# Cote occasion mon iPad mini



## PH78 (13 Septembre 2015)

Bonjour,

Je cherche une estimation du prix de vente de mon iPad mini.

iPad mini fin 2012
32GO
Gris sidéral

Apple le reprend … 70€ …

Merci à vous.

PH


----------



## Deleted member 284611 (14 Septembre 2015)

75?


----------



## PH78 (14 Septembre 2015)

Moumou92 a dit:


> 75?


 
Argh !
C'est vrai pas plus ? 
Bon ...


----------



## Ealdu (14 Septembre 2015)

PH78 a dit:


> Bonjour,
> 
> Je cherche une estimation du prix de vente de mon iPad mini.
> 
> ...




Va voir les prix sur le bon coin, cela te donnera une idée du prix à demander. 

De toute façon le bon prix sera celui ou il partira!

Sur tout les sites de recyclage, il ne sont très généreux. Pareille dans les boutiques d'occasion (style happy cash ou autre....)

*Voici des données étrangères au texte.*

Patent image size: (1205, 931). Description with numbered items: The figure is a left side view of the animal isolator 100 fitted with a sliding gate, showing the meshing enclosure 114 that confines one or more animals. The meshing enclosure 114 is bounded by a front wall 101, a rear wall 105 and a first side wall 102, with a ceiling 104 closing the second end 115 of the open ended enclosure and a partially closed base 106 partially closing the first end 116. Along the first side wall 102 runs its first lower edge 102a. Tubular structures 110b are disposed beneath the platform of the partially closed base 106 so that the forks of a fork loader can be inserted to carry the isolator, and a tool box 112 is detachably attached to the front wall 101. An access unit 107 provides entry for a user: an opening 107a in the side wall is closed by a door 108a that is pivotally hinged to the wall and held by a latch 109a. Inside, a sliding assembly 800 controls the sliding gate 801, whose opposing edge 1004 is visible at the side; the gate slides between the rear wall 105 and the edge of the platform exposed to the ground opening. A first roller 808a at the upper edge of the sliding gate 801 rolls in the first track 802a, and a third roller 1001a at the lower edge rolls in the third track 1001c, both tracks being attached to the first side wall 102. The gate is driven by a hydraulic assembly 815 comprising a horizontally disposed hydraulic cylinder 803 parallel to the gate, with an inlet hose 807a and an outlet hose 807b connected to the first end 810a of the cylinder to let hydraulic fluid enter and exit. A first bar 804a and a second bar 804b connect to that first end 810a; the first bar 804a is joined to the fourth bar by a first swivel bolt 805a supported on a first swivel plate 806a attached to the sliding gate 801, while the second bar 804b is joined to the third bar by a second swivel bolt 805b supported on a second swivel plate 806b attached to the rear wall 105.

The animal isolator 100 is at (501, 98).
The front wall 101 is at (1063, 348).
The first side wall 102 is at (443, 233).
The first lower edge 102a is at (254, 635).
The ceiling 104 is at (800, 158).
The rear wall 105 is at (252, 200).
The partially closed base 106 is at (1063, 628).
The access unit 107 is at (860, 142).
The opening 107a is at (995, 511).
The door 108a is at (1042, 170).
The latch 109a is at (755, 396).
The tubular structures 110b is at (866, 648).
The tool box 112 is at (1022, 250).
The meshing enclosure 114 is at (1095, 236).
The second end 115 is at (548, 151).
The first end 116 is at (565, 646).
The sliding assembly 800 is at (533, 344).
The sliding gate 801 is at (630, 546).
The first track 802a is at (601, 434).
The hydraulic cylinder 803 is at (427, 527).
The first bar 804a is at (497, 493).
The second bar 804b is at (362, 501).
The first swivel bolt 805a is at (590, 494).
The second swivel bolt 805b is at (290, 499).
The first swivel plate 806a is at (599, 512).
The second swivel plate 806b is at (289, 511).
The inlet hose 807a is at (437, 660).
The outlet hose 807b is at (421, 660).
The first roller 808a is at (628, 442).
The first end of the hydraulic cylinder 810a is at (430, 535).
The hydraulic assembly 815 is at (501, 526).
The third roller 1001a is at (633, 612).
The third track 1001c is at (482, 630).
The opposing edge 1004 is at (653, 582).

Sincèrement il vaut plus, surtout un 32go!


----------



## melaure (15 Septembre 2015)

Allez 80 par ici ! 

C'est pas une vente aux enchères ?


----------



## iphone5stiti (18 Septembre 2015)

Désespère pas j'ai réussi à vendre mon iPad mini 1 16go avec boîte et facture à 160€ au mois d'août


----------